Genentech, Inc, South San Francisco, CA.
Department of Hematology, Aalborg University Hospital, Aalborg, Denmark.
J Clin Oncol. 2024 Sep 1;42(25):2966-2977. doi: 10.1200/JCO.23.01978. Epub 2024 Jun 6.
Artificial intelligence can reduce the time used by physicians on radiological assessments. For F-fluorodeoxyglucose-avid lymphomas, obtaining complete metabolic response (CMR) by end of treatment is prognostic.
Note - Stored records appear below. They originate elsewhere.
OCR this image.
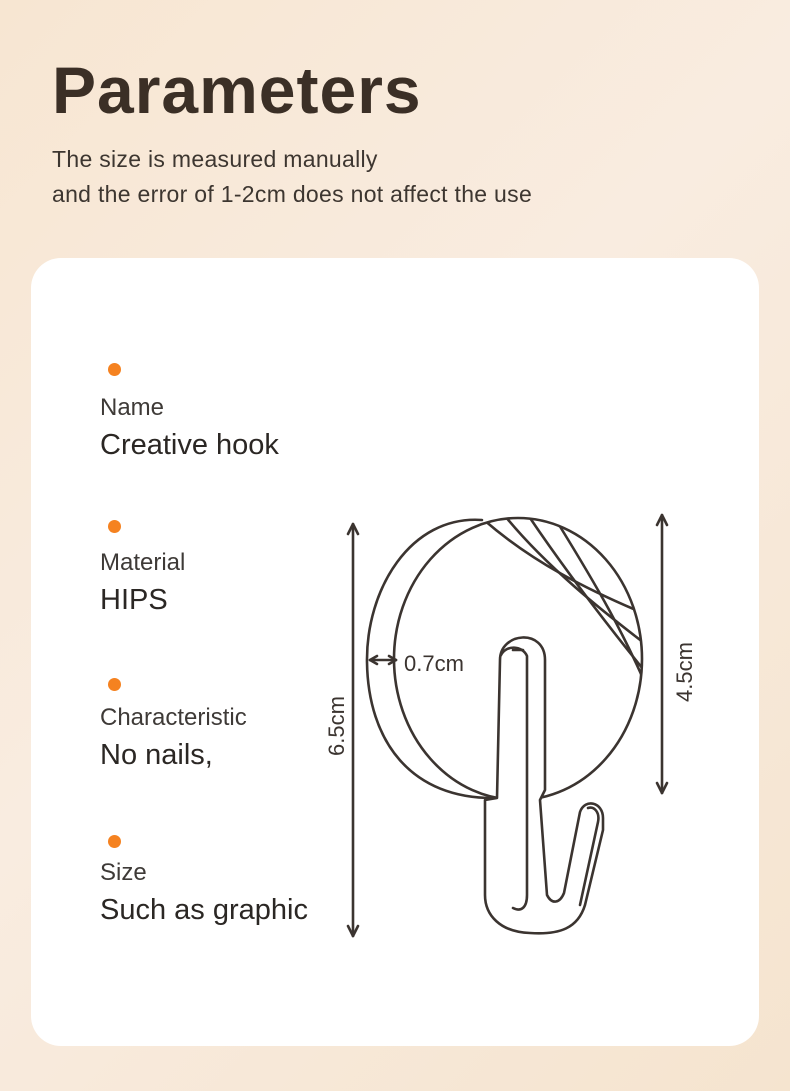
Parameters

The size is measured manually

and the error of 1-2cm does not affect the use

Name
Creative hook
Material
HIPS
Characteristic
No nails,
Size
Such as graphic
0.7cm
6.5cm
4.5cm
Here, we present a deep learning-based algorithm for fully automated treatment response assessments according to the Lugano 2014 classification. The proposed four-stage method, trained on a multicountry clinical trial (ClinicalTrials.gov identifier: NCT01287741) and tested in three independent multicenter and multicountry test sets on different non-Hodgkin lymphoma subtypes and different lines of treatment (ClinicalTrials.gov identifiers NCT02257567, NCT02500407; 20% holdout in ClinicalTrials.gov identifier NCT01287741), outputs the detected lesions at baseline and follow-up to enable focused radiologist review.
The method's response assessment achieved high agreement with the adjudicated radiologic responses (eg, agreement for overall response assessment of 93%, 87%, and 85% in ClinicalTrials.gov identifiers NCT01287741, NCT02500407, and NCT02257567, respectively) similar to inter-radiologist agreement and was strongly prognostic of outcomes with a trend toward higher accuracy for death risk than adjudicated radiologic responses (hazard ratio for end of treatment by-model CMR of 0.123, 0.054, and 0.205 in ClinicalTrials.gov identifiers NCT01287741, NCT02500407, and NCT02257567, compared with, respectively, 0.226, 0.292, and 0.272 for CMR by the adjudicated responses). Furthermore, a radiologist review of the algorithm's assessments was conducted. The radiologist median review time was 1.38 minutes/assessment, and no statistically significant differences were observed in the level of agreement of the radiologist with the model's response compared with the level of agreement of the radiologist with the adjudicated responses.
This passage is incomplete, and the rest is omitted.